Eigentlich sollte die Georg-Elser-Halle oben auf dem Feldstraßen-Bunker schon vor zwei Jahren eröffnen – doch daraus wurde nichts. Jetzt steht ein neuer Eröffnungstermin für die Konzert- und Veranstaltungslocation fest. Die MOPO war vorab da und hat mit dem Betreiber gesprochen. Der verspricht Großes – und kontert Kritik.

Wolf von Waldenfels liegt rauchend auf der Bühne, weit oben über St. Pauli, dort, wo bald Musiker:innen spielen sollen. Sneaker, Anzugshose, aufgeknöpftes Schlabberhemd – und ein breites Grinsen im Gesicht. Ihm ist die Erleichterung anzusehen: „Ich bin froh, dass es hier bald endlich losgehen kann“, sagt er.

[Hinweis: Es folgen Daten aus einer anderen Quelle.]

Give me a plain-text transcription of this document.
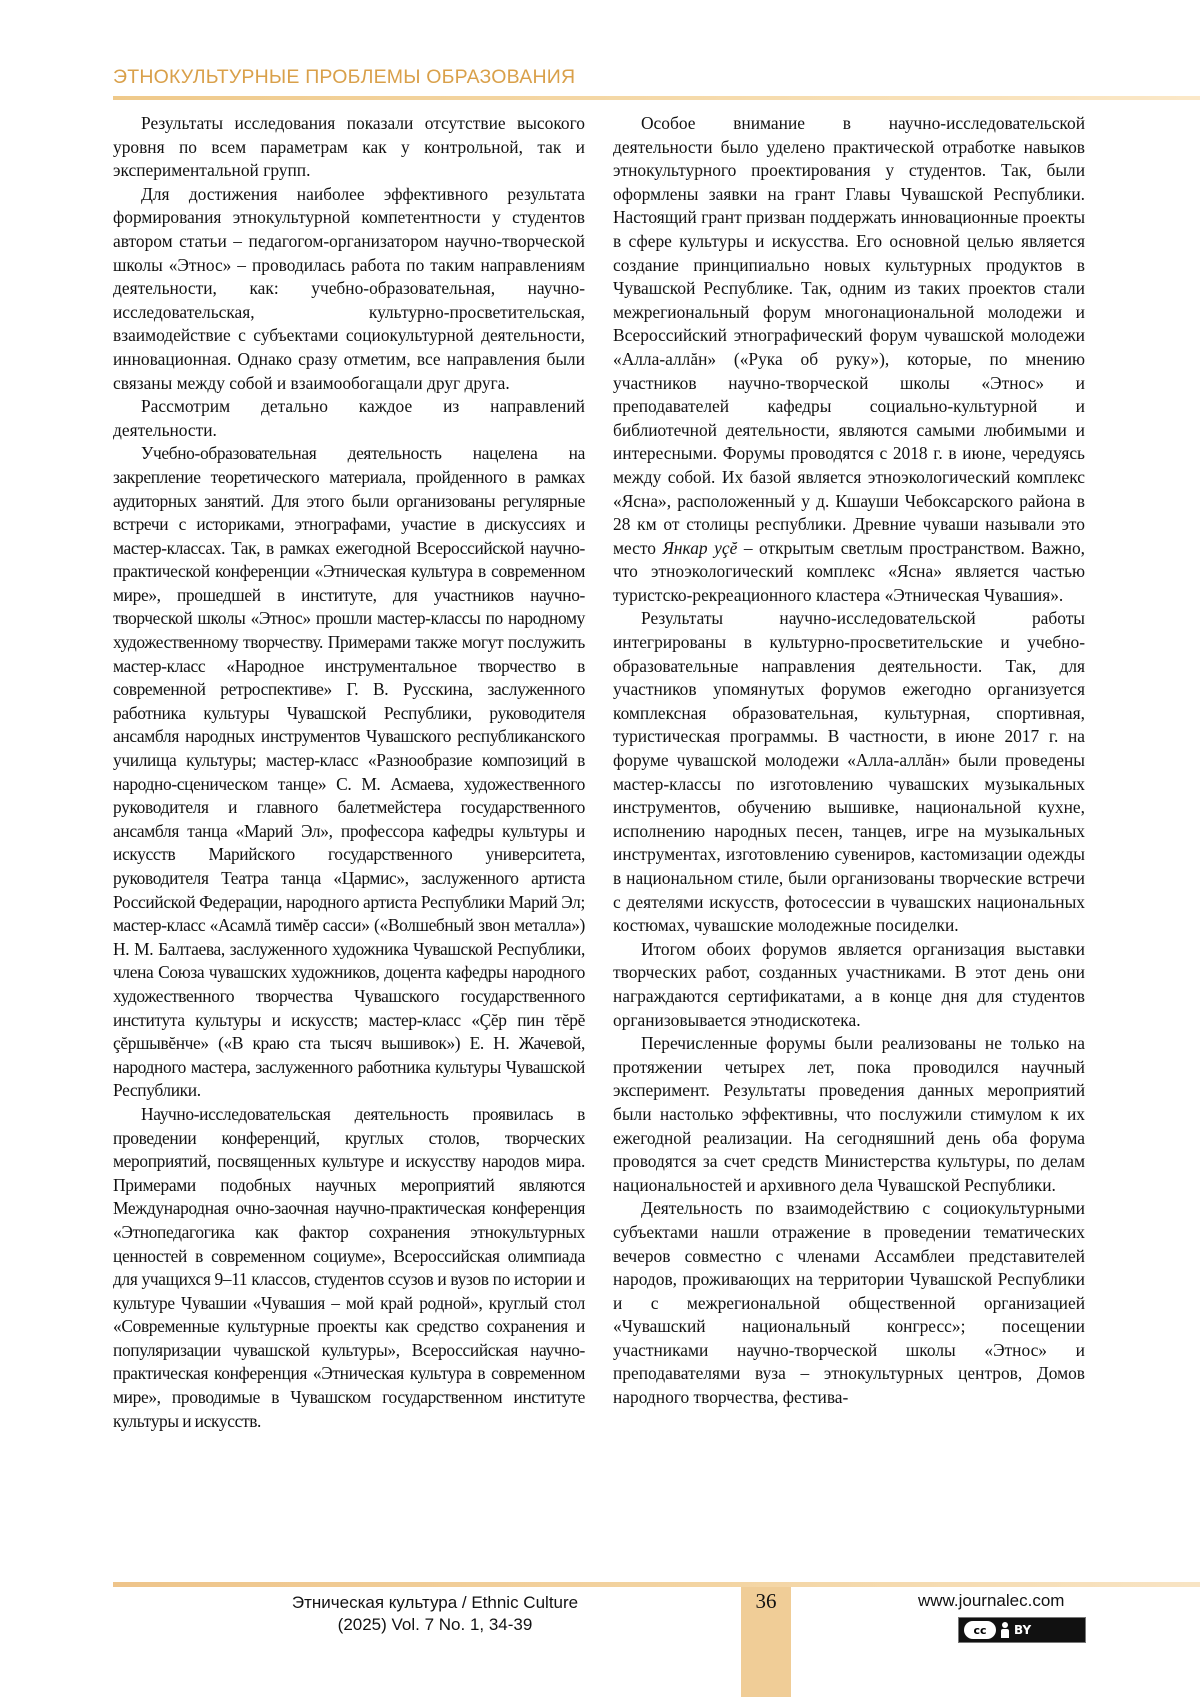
ЭТНОКУЛЬТУРНЫЕ ПРОБЛЕМЫ ОБРАЗОВАНИЯ

Результаты исследования показали отсутствие высокого уровня по всем параметрам как у контрольной, так и экспериментальной групп.

Для достижения наиболее эффективного результата формирования этнокультурной компетентности у студентов автором статьи – педагогом-организатором научно-творческой школы «Этнос» – проводилась работа по таким направлениям деятельности, как: учебно-образовательная, научно-исследовательская, культурно-просветительская, взаимодействие с субъектами социокультурной деятельности, инновационная. Однако сразу отметим, все направления были связаны между собой и взаимообогащали друг друга.

Рассмотрим детально каждое из направлений деятельности.

Учебно-образовательная деятельность нацелена на закрепление теоретического материала, пройденного в рамках аудиторных занятий. Для этого были организованы регулярные встречи с историками, этнографами, участие в дискуссиях и мастер-классах. Так, в рамках ежегодной Всероссийской научно-практической конференции «Этническая культура в современном мире», прошедшей в институте, для участников научно-творческой школы «Этнос» прошли мастер-классы по народному художественному творчеству. Примерами также могут послужить мастер-класс «Народное инструментальное творчество в современной ретроспективе» Г. В. Русскина, заслуженного работника культуры Чувашской Республики, руководителя ансамбля народных инструментов Чувашского республиканского училища культуры; мастер-класс «Разнообразие композиций в народно-сценическом танце» С. М. Асмаева, художественного руководителя и главного балетмейстера государственного ансамбля танца «Марий Эл», профессора кафедры культуры и искусств Марийского государственного университета, руководителя Театра танца «Цармис», заслуженного артиста Российской Федерации, народного артиста Республики Марий Эл; мастер-класс «Асамлă тимĕр сасси» («Волшебный звон металла») Н. М. Балтаева, заслуженного художника Чувашской Республики, члена Союза чувашских художников, доцента кафедры народного художественного творчества Чувашского государственного института культуры и искусств; мастер-класс «Çĕр пин тĕрĕ çĕршывĕнче» («В краю ста тысяч вышивок») Е. Н. Жачевой, народного мастера, заслуженного работника культуры Чувашской Республики.

Научно-исследовательская деятельность проявилась в проведении конференций, круглых столов, творческих мероприятий, посвященных культуре и искусству народов мира. Примерами подобных научных мероприятий являются Международная очно-заочная научно-практическая конференция «Этнопедагогика как фактор сохранения этнокультурных ценностей в современном социуме», Всероссийская олимпиада для учащихся 9–11 классов, студентов ссузов и вузов по истории и культуре Чувашии «Чувашия – мой край родной», круглый стол «Современные культурные проекты как средство сохранения и популяризации чувашской культуры», Всероссийская научно-практическая конференция «Этническая культура в современном мире», проводимые в Чувашском государственном институте культуры и искусств.

Особое внимание в научно-исследовательской деятельности было уделено практической отработке навыков этнокультурного проектирования у студентов. Так, были оформлены заявки на грант Главы Чувашской Республики. Настоящий грант призван поддержать инновационные проекты в сфере культуры и искусства. Его основной целью является создание принципиально новых культурных продуктов в Чувашской Республике. Так, одним из таких проектов стали межрегиональный форум многонациональной молодежи и Всероссийский этнографический форум чувашской молодежи «Алла-аллăн» («Рука об руку»), которые, по мнению участников научно-творческой школы «Этнос» и преподавателей кафедры социально-культурной и библиотечной деятельности, являются самыми любимыми и интересными. Форумы проводятся с 2018 г. в июне, чередуясь между собой. Их базой является этноэкологический комплекс «Ясна», расположенный у д. Кшауши Чебоксарского района в 28 км от столицы республики. Древние чуваши называли это место Янкар уçĕ – открытым светлым пространством. Важно, что этноэкологический комплекс «Ясна» является частью туристско-рекреационного кластера «Этническая Чувашия».

Результаты научно-исследовательской работы интегрированы в культурно-просветительские и учебно-образовательные направления деятельности. Так, для участников упомянутых форумов ежегодно организуется комплексная образовательная, культурная, спортивная, туристическая программы. В частности, в июне 2017 г. на форуме чувашской молодежи «Алла-аллăн» были проведены мастер-классы по изготовлению чувашских музыкальных инструментов, обучению вышивке, национальной кухне, исполнению народных песен, танцев, игре на музыкальных инструментах, изготовлению сувениров, кастомизации одежды в национальном стиле, были организованы творческие встречи с деятелями искусств, фотосессии в чувашских национальных костюмах, чувашские молодежные посиделки.

Итогом обоих форумов является организация выставки творческих работ, созданных участниками. В этот день они награждаются сертификатами, а в конце дня для студентов организовывается этнодискотека.

Перечисленные форумы были реализованы не только на протяжении четырех лет, пока проводился научный эксперимент. Результаты проведения данных мероприятий были настолько эффективны, что послужили стимулом к их ежегодной реализации. На сегодняшний день оба форума проводятся за счет средств Министерства культуры, по делам национальностей и архивного дела Чувашской Республики.

Деятельность по взаимодействию с социокультурными субъектами нашли отражение в проведении тематических вечеров совместно с членами Ассамблеи представителей народов, проживающих на территории Чувашской Республики и с межрегиональной общественной организацией «Чувашский национальный конгресс»; посещении участниками научно-творческой школы «Этнос» и преподавателями вуза – этнокультурных центров, Домов народного творчества, фестива-

Этническая культура / Ethnic Culture
(2025) Vol. 7 No. 1, 34-39
36	www.journalec.com
cc	BY
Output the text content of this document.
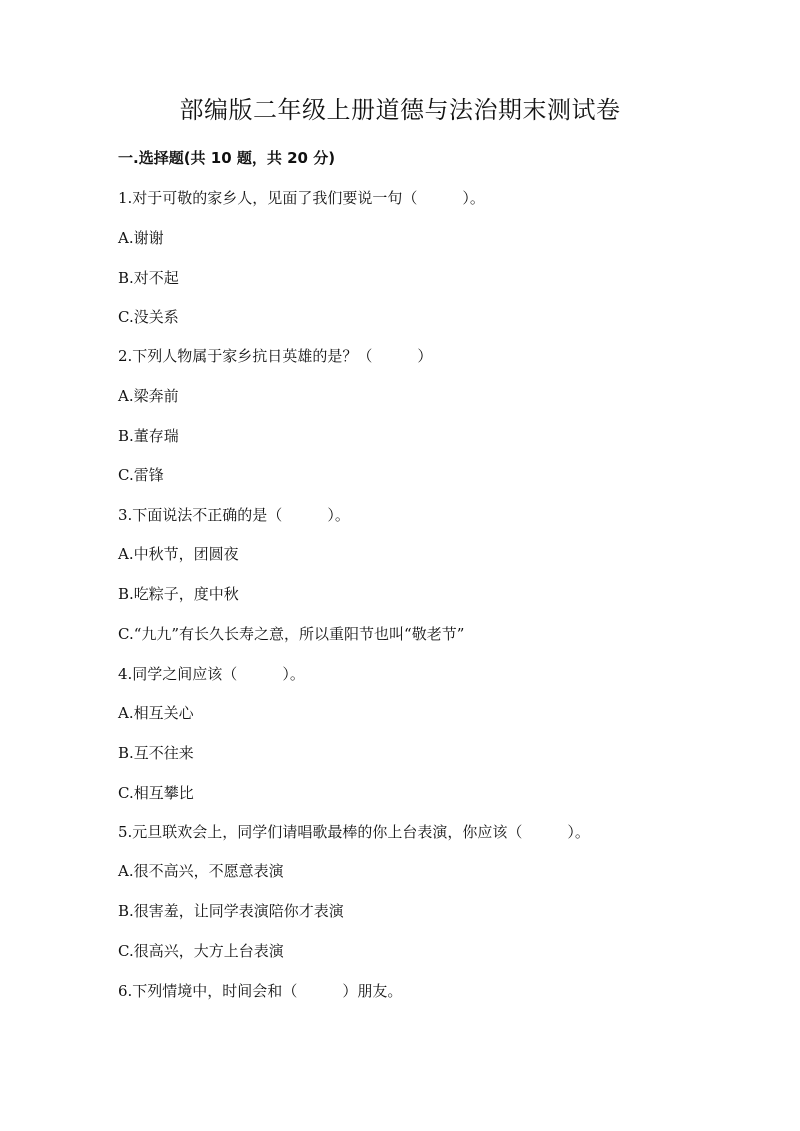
部编版二年级上册道德与法治期末测试卷
一.选择题(共 10 题，共 20 分)
1.对于可敬的家乡人，见面了我们要说一句（　　　）。
A.谢谢
B.对不起
C.没关系
2.下列人物属于家乡抗日英雄的是？（　　　）
A.梁奔前
B.董存瑞
C.雷锋
3.下面说法不正确的是（　　　）。
A.中秋节，团圆夜
B.吃粽子，度中秋
C.“九九”有长久长寿之意，所以重阳节也叫“敬老节”
4.同学之间应该（　　　）。
A.相互关心
B.互不往来
C.相互攀比
5.元旦联欢会上，同学们请唱歌最棒的你上台表演，你应该（　　　）。
A.很不高兴，不愿意表演
B.很害羞，让同学表演陪你才表演
C.很高兴，大方上台表演
6.下列情境中，时间会和（　　　）朋友。
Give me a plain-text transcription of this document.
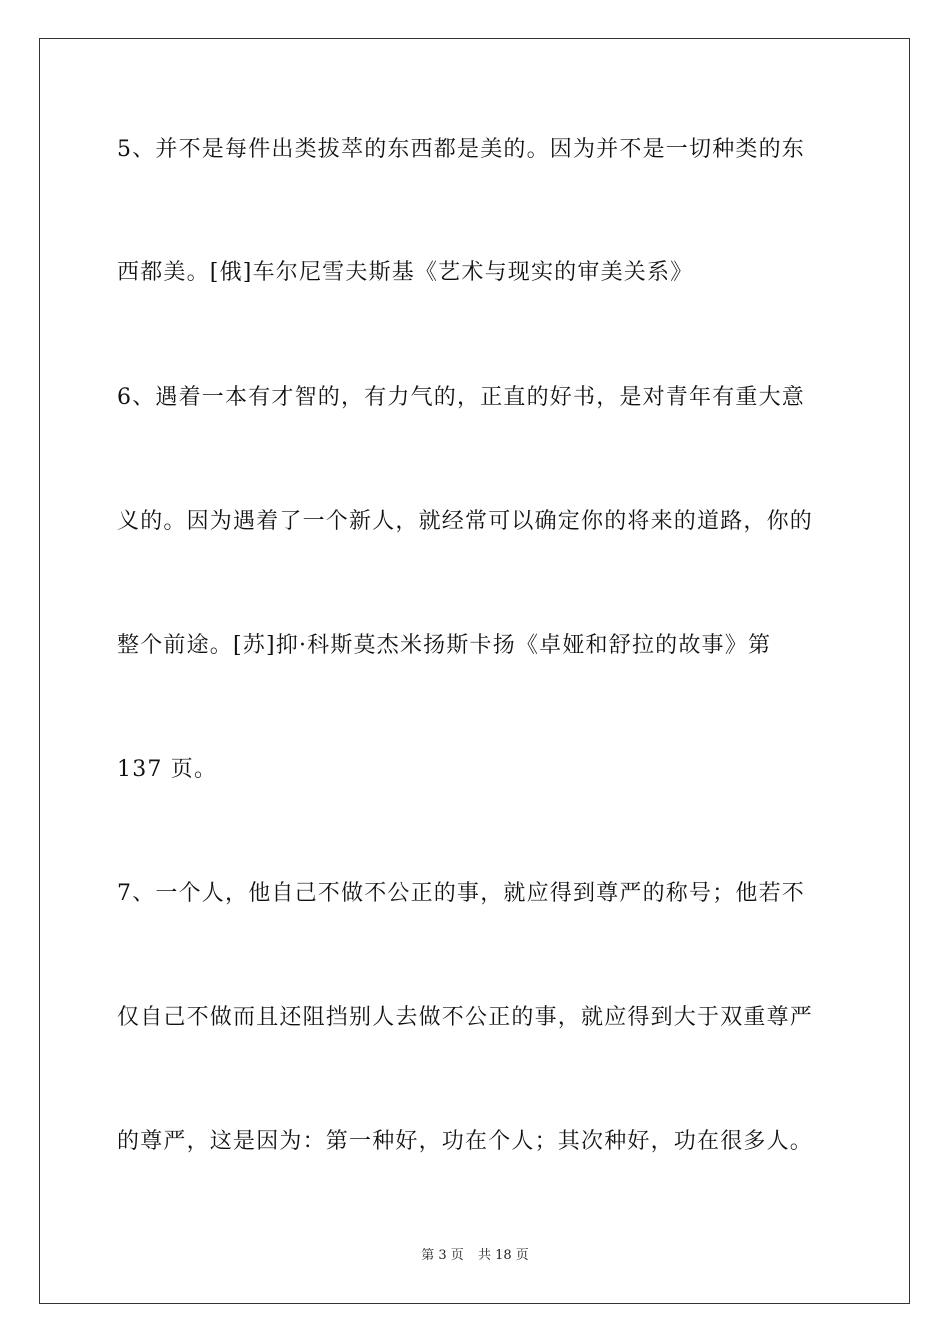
5、并不是每件出类拔萃的东西都是美的。因为并不是一切种类的东
西都美。[俄]车尔尼雪夫斯基《艺术与现实的审美关系》
6、遇着一本有才智的，有力气的，正直的好书，是对青年有重大意
义的。因为遇着了一个新人，就经常可以确定你的将来的道路，你的
整个前途。[苏]抑·科斯莫杰米扬斯卡扬《卓娅和舒拉的故事》第
137 页。
7、一个人，他自己不做不公正的事，就应得到尊严的称号；他若不
仅自己不做而且还阻挡别人去做不公正的事，就应得到大于双重尊严
的尊严，这是因为：第一种好，功在个人；其次种好，功在很多人。
第 3 页 共 18 页
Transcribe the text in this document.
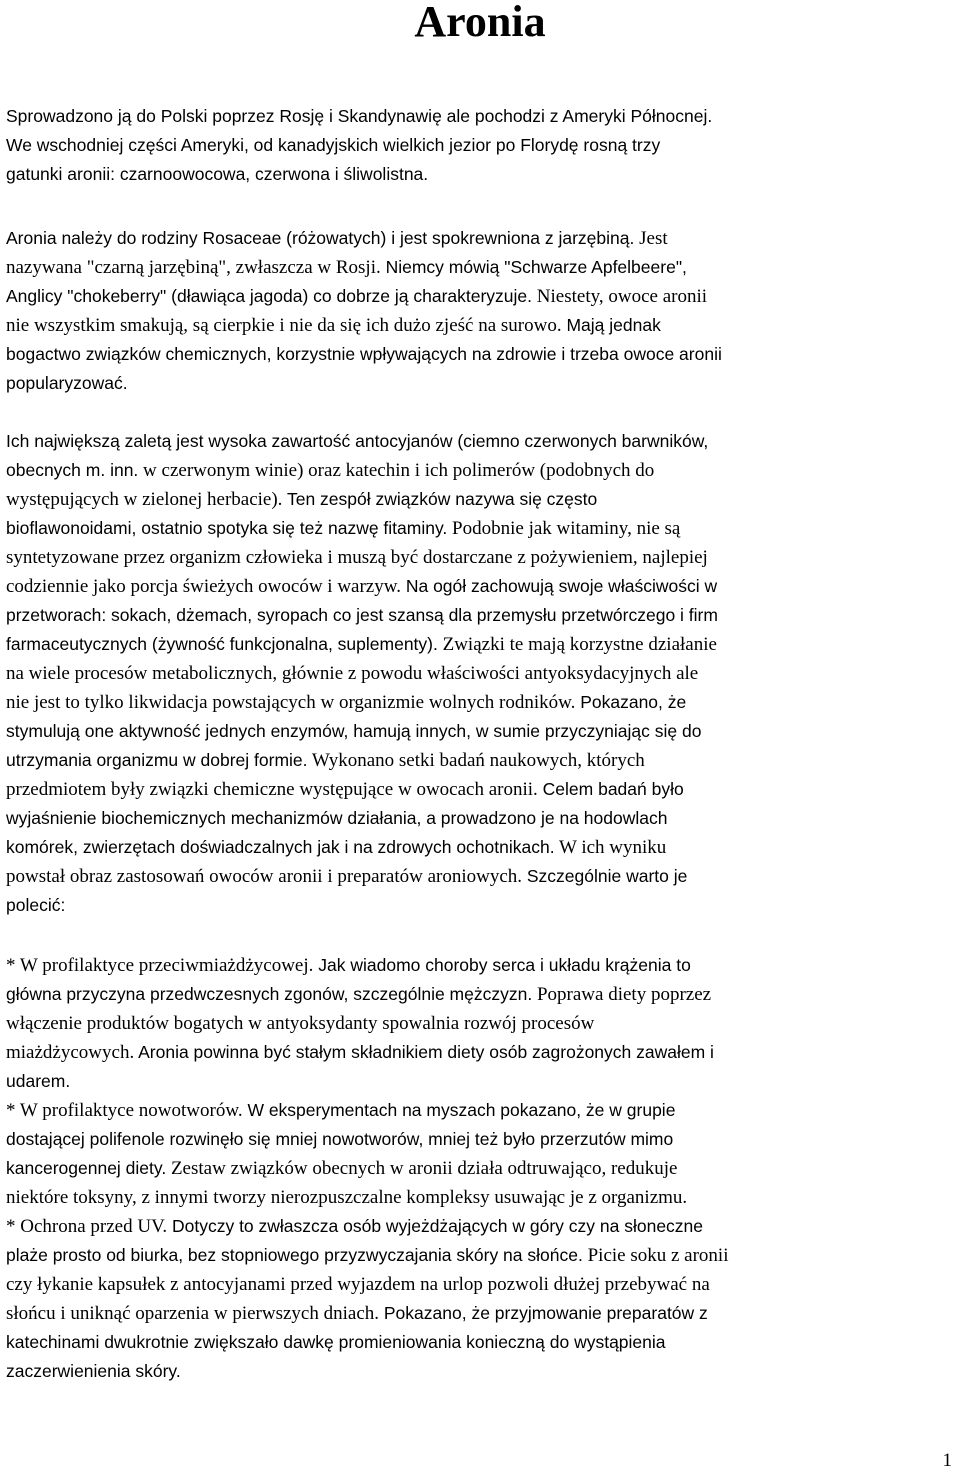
Aronia

Sprowadzono ją do Polski poprzez Rosję i Skandynawię ale pochodzi z Ameryki Północnej.
We wschodniej części Ameryki, od kanadyjskich wielkich jezior po Florydę rosną trzy
gatunki aronii: czarnoowocowa, czerwona i śliwolistna.

Aronia należy do rodziny Rosaceae (różowatych) i jest spokrewniona z jarzębiną. Jest
nazywana "czarną jarzębiną", zwłaszcza w Rosji. Niemcy mówią "Schwarze Apfelbeere",
Anglicy "chokeberry" (dławiąca jagoda) co dobrze ją charakteryzuje. Niestety, owoce aronii
nie wszystkim smakują, są cierpkie i nie da się ich dużo zjeść na surowo. Mają jednak
bogactwo związków chemicznych, korzystnie wpływających na zdrowie i trzeba owoce aronii
popularyzować.

Ich największą zaletą jest wysoka zawartość antocyjanów (ciemno czerwonych barwników,
obecnych m. inn. w czerwonym winie) oraz katechin i ich polimerów (podobnych do
występujących w zielonej herbacie). Ten zespół związków nazywa się często
bioflawonoidami, ostatnio spotyka się też nazwę fitaminy. Podobnie jak witaminy, nie są
syntetyzowane przez organizm człowieka i muszą być dostarczane z pożywieniem, najlepiej
codziennie jako porcja świeżych owoców i warzyw. Na ogół zachowują swoje właściwości w
przetworach: sokach, dżemach, syropach co jest szansą dla przemysłu przetwórczego i firm
farmaceutycznych (żywność funkcjonalna, suplementy). Związki te mają korzystne działanie
na wiele procesów metabolicznych, głównie z powodu właściwości antyoksydacyjnych ale
nie jest to tylko likwidacja powstających w organizmie wolnych rodników. Pokazano, że
stymulują one aktywność jednych enzymów, hamują innych, w sumie przyczyniając się do
utrzymania organizmu w dobrej formie. Wykonano setki badań naukowych, których
przedmiotem były związki chemiczne występujące w owocach aronii. Celem badań było
wyjaśnienie biochemicznych mechanizmów działania, a prowadzono je na hodowlach
komórek, zwierzętach doświadczalnych jak i na zdrowych ochotnikach. W ich wyniku
powstał obraz zastosowań owoców aronii i preparatów aroniowych. Szczególnie warto je
polecić:

* W profilaktyce przeciwmiażdżycowej. Jak wiadomo choroby serca i układu krążenia to
główna przyczyna przedwczesnych zgonów, szczególnie mężczyzn. Poprawa diety poprzez
włączenie produktów bogatych w antyoksydanty spowalnia rozwój procesów
miażdżycowych. Aronia powinna być stałym składnikiem diety osób zagrożonych zawałem i
udarem.
* W profilaktyce nowotworów. W eksperymentach na myszach pokazano, że w grupie
dostającej polifenole rozwinęło się mniej nowotworów, mniej też było przerzutów mimo
kancerogennej diety. Zestaw związków obecnych w aronii działa odtruwająco, redukuje
niektóre toksyny, z innymi tworzy nierozpuszczalne kompleksy usuwając je z organizmu.
* Ochrona przed UV. Dotyczy to zwłaszcza osób wyjeżdżających w góry czy na słoneczne
plaże prosto od biurka, bez stopniowego przyzwyczajania skóry na słońce. Picie soku z aronii
czy łykanie kapsułek z antocyjanami przed wyjazdem na urlop pozwoli dłużej przebywać na
słońcu i uniknąć oparzenia w pierwszych dniach. Pokazano, że przyjmowanie preparatów z
katechinami dwukrotnie zwiększało dawkę promieniowania konieczną do wystąpienia
zaczerwienienia skóry.

1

Von Waldenfels kann man als Legende der Hamburger Club-Szene bezeichnen: Der 64-Jährige gründete einst das „Phonodrome“, das „Golem“, das „Uebel&Gefährlich“. Jetzt also die Georg-Elser-Halle. Mit Platz für bis zu 2200 Menschen. Sie soll eine Lücke schließen im Hamburger Konzerthallen-Repertoire, zwischen Docks (Kapazität: bis zu 1500 Menschen) und Inselpark-Arena (bis zu 3900 Menschen). Das Interesse aus der Branche an so einem Ort sei groß, sagt von Waldenfels.